I think that the gist of Mr. Mathias’s argument belies the thesis that the proposed constitution promotes alumni democracy. Mr. Mathias argues that the proposed constitution prevents “easy access” to the board by those who have not “invested” in the institution:

Dear friends:
If you have not already voted on the constitution, I urge you to do so at your first opportunity. I voted yes. No serious organization allows easy access to its board by those who have not invested in it. In my book, loudly proclaiming your “love for Dartmouth” without a corresponding track record of volunteerism and financial support does not qualify you for the Board.
The things “outsiders” complain about in the new constitution are not barriers to their being democratically elected at all. They just level the playing field so that those who are “wired” and extremely sophisticated with internet campaigning (such as the three Dartmouth lawyer alums who publish the enormously successful blog powerline.wpengine.com, who unrelentingly bash Dartmouth, and who consistently campaign for “insurgent” candidates) do not have a pragmatic advantage over those who do not campaign the same way. Check this out and see what I mean [linking to the results of a “Dartmouth” search on Power Line].

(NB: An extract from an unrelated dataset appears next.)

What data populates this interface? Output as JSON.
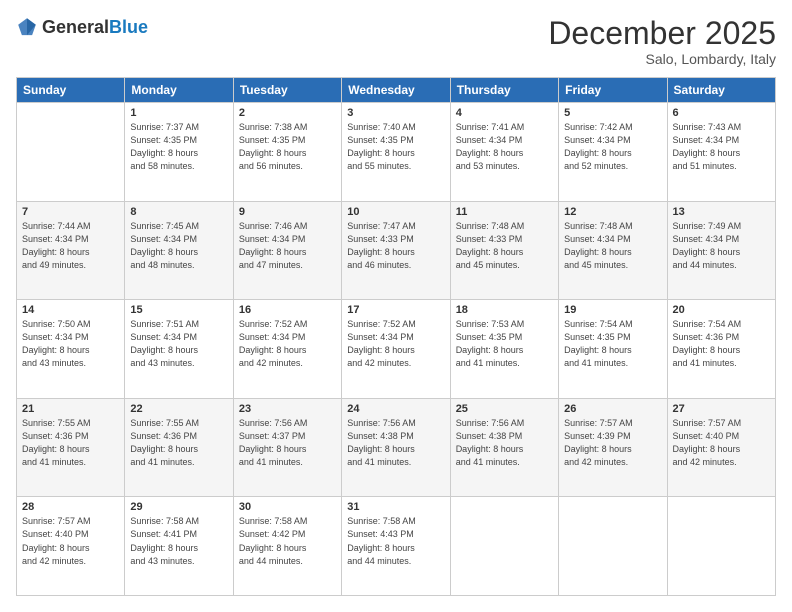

Three out of the four most recently elected trustees have been “insurgents” and all right of Attila, notwithstanding the word they are putting out about the “Dartmouth establishment.” Pete Fahey, Bill Neukom and Brad Evans, who have given enormous amounts of their time and personal wealth to Dartmouth, could hardly be called “radical” in their vision for Dartmouth’s future–but that doesn’t stop the “insurgent” internet campaigners from framing their candidacies this way.
This is a very important vote. If you see it the same way, maybe you could encourage others to get out the vote. You can vote at www.VoxtheVote.org. If you don’t know your PIN, call the Office of Alumni Relations at (603)646-2258 or email [email protected].
Best regards,
John Mathias ’69

Voting ends on Halloween.
CORRECTION: Mr. Mathias writes to point out that he did not refer to us as to the right of Attila the Hun and that he is a regular reader of Power Line. He says he finds it to be among the best publications anywhere, though he takes offense at my “consistent bashing of Dartmouth,” which he feels is not as well as informed as the rest of our work.